Translational Research of Leptin in Lipodystrophy and Its Related Diseases

Leptin, an adipocyte-derived hormone, plays crucial roles in the regulation of energy expenditure and food intake. Through analyses of leptin transgenic mice, we have demonstrated that leptin has pleiotropic effects such as regulation of insulin sensitivity and lipid metabolism. Lipodystrophy is a disease characterized by a lack of adipose tissue, which leads to metabolic disorders including insulin resistant diabetes, hypertriglyceridemia, and fatty liver. We demonstrated that leptin deficiency plays an important role in the pathogenesis of metabolic disorders in lipodystrophy. We also demonstrated the efficacy of leptin replacement therapy in lipodystrophy. Leptin improves insulin sensitivity at least partly by cancellation of lipotoxicity in the liver and skeletal muscle. It is also possible that leptin improves insulin secretion by cancellation of lipotoxicity in pancreatic beta cells.
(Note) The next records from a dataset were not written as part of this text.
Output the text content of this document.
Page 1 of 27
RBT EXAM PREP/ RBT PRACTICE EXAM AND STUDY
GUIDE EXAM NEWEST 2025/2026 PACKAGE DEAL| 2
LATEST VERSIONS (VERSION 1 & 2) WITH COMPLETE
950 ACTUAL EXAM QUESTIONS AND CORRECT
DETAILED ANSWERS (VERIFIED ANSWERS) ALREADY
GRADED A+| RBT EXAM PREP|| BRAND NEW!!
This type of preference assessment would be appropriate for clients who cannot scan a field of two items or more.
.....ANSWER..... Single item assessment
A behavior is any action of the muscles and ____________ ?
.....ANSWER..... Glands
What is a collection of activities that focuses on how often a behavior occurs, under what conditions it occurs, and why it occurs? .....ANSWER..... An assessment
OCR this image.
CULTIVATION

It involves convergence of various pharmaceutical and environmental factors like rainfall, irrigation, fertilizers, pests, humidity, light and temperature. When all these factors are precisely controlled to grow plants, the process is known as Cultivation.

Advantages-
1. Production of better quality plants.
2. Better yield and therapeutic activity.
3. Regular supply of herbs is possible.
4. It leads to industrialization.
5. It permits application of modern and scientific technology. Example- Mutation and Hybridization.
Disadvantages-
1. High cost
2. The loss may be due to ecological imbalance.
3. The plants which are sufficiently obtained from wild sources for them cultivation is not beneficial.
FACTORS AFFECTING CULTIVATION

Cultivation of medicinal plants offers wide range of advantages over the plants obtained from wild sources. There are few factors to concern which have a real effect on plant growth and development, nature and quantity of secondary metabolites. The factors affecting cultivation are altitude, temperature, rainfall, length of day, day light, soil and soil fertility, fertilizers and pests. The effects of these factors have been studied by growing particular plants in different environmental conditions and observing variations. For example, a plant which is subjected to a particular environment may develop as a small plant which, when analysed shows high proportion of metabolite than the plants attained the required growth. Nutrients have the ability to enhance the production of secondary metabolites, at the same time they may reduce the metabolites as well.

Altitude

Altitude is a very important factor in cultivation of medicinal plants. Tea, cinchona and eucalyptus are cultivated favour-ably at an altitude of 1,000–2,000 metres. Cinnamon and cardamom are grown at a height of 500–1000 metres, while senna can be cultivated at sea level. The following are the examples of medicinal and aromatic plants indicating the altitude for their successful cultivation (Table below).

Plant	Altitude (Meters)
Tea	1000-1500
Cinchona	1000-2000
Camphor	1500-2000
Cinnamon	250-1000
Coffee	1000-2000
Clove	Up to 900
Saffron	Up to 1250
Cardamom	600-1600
Using animal models, we demonstrated that leptin activates hepatic AMP-activated protein kinase (AMPK), and hepatic AMPK activation is involved in the therapeutic effects of leptin. To elucidate the pathogenic mechanism of hyperphagia in lipodystrophy, we measured food-related neural activity by fMRI and investigated subjective feelings of appetite. We found insufficiency of postprandial suppression of food-related neural activity and formation of satiety feelings in patients with lipodystrophy, which might be largely due to leptin deficiency. In March 2013, marketing and manufacturing approval was granted for metreleptin for the treatment of lipodystrophy in Japan on the basis of the results of our investigator-initiated trial. This is the first global approval of leptin formulation. Leptin has potential as a drug for the treatment of more common metabolic diseases including diabetes, hyperlipidemia, and fatty liver.